American government agencies are acting within US law when they spy on Europeans. They have legal remit, explicitly, to perform signals intelligence on foreign entities/persons. This is clearly abused in various ways (5EYES), but is also not illegal. It's only illegal for these American agencies to spy on Americans and within the boundaries of the US.
I'm not agreeing with it. I vehemently disagree with current US intelligence policy, and I think 5EYES is a travesty and clearly intended to do an end-run around legal protections for citizens of each of the signatories from their own government. It's clear the US government is acting unethically, but that does not mean their behavior is illegal, and I'm trying to clearly point out the distinction.
There's a lot of Europeans in the comments who mistakenly believe that GDPR applies outside of the EU. It does not. The US is a sovereign nation with its own laws, and it does not have any analogous legal restrictions like GDPR, nor does it have any legal restrictions against the government using it's intelligence apparatus against non-Americans.
The GDPR does apply outside the EU, it, like many laws, is extra-territorial.
That doesn't mean the non-EU countries will enforce it, it means that EU countries will enforce it even if the violation of the law happened outside of the EU.
> The GDPR does apply outside the EU, it, like many laws, is extra-territorial.
Extra-territoriality of law is a fantasy, not a reality, unless it's backed by significant soft and hard power. Any country can say their law is extra-territorial all they want, but they have no jurisdictional authority to the enforce the law in an extra-territorial way. The extra-territoriality of GDPR has never been tested, but it's pretty clear to me that the EU cannot successfully enforce GDPR against a non-EU entity in the US. It may be able to use soft-power against smaller nations, but not against the US.
If the GDPR needs to extend into the US, it has to be via treaty, which has the same force as federal law, or via analogous federal law in the US. Neither of which exist right now. In fact, the exact opposite exists. The US government has made it pretty clear with the Cloud Act and other laws that the GDPR does not and will not apply to US-based companies operating on the Internet.
The EU is welcome to try to enforce it. In some ways, I would hope it would succeed (I support GDPR privacy rights/goals), however the precedent of extra-territoriality and sovereignty is not small.
In the end, it simply means executives/owners of companies in violation will be unable to travel to/through any EU country. They'll ultimately be put on a list of people subject to arrest on arrival.
The GDPR applies to all EU citizens; so the EU may not always be able to enforce it, but if it can it usually does. So if for example a company infringes EU citizen rights in the US the EU courts can (and sometimes does) fine the company if it has a presence in the EU (i.e. it is capable of enforcing it).

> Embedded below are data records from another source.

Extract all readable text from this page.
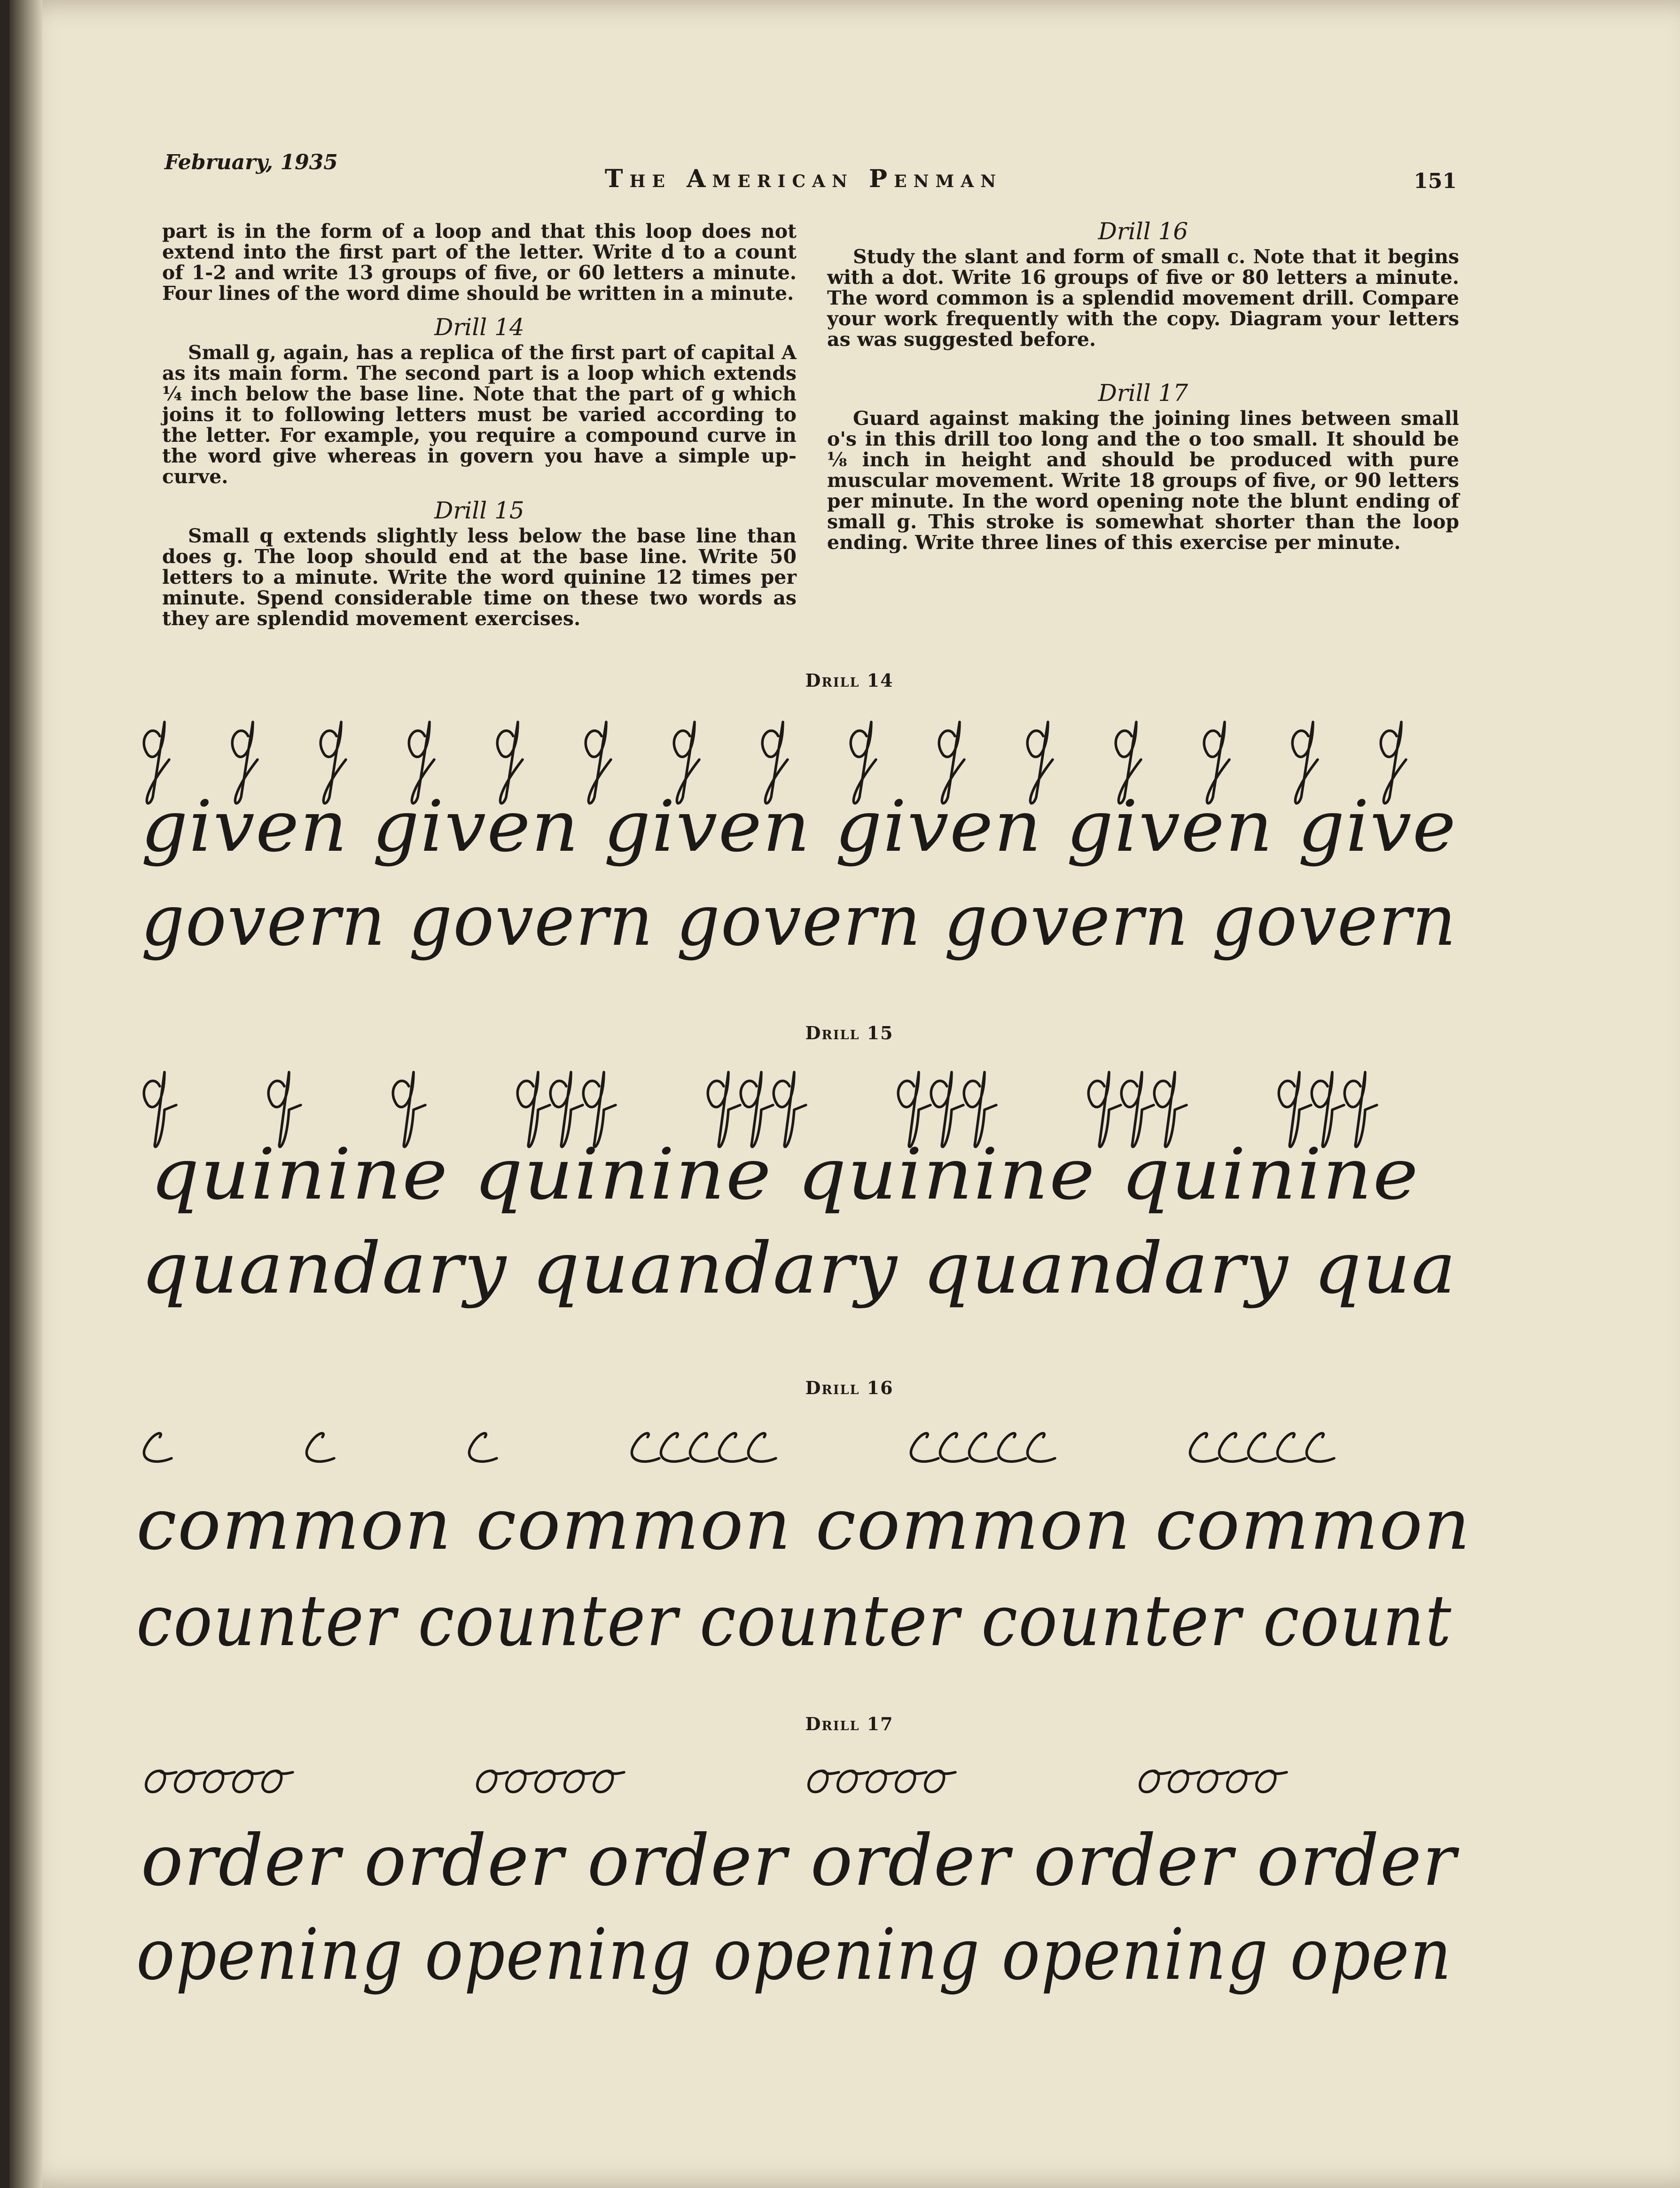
February, 1935
The American Penman	151

part is in the form of a loop and that this loop does not extend into the first part of the letter. Write d to a count of 1-2 and write 13 groups of five, or 60 letters a minute. Four lines of the word dime should be written in a minute.

Drill 14

Small g, again, has a replica of the first part of capital A as its main form. The second part is a loop which extends ¼ inch below the base line. Note that the part of g which joins it to following letters must be varied according to the letter. For example, you require a compound curve in the word give whereas in govern you have a simple up-curve.

Drill 15

Small q extends slightly less below the base line than does g. The loop should end at the base line. Write 50 letters to a minute. Write the word quinine 12 times per minute. Spend considerable time on these two words as they are splendid movement exercises.

Drill 16

Study the slant and form of small c. Note that it begins with a dot. Write 16 groups of five or 80 letters a minute. The word common is a splendid movement drill. Compare your work frequently with the copy. Diagram your letters as was suggested before.

Drill 17

Guard against making the joining lines between small o's in this drill too long and the o too small. It should be ⅛ inch in height and should be produced with pure muscular movement. Write 18 groups of five, or 90 letters per minute. In the word opening note the blunt ending of small g. This stroke is somewhat shorter than the loop ending. Write three lines of this exercise per minute.

Drill 14
given given given given given give
govern govern govern govern govern
Drill 15
quinine quinine quinine quinine
quandary quandary quandary qua
Drill 16
common common common common
counter counter counter counter count
Drill 17
order order order order order order
opening opening opening opening open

My understanding is that it applies to data on people in the Union, and data on all citizens of EU countries whether or not they are physically in the union.
If the entity doing the processing is established in the Union then it applies to all of that entity's processing of personal data, regardless of where that processing takes place or the citizenship of the people whose data is being processed.
Same for entities not established in the Union but in a place where Member State law applies. The example they give in the corresponding recital is in a Member State's diplomatic mission or consular post.
For entities not established in the Union what it says it applies to data subjects who are in the Union in regard to activities related to offering them goods and services or monitoring their behavior as far as their behavior takes place in the Union.
Sounds about right, but the self-inflicted injuries seem to be US, not EU, made. The fix is straightforward: Stop the US snooping, don't disassemble EU civil rights.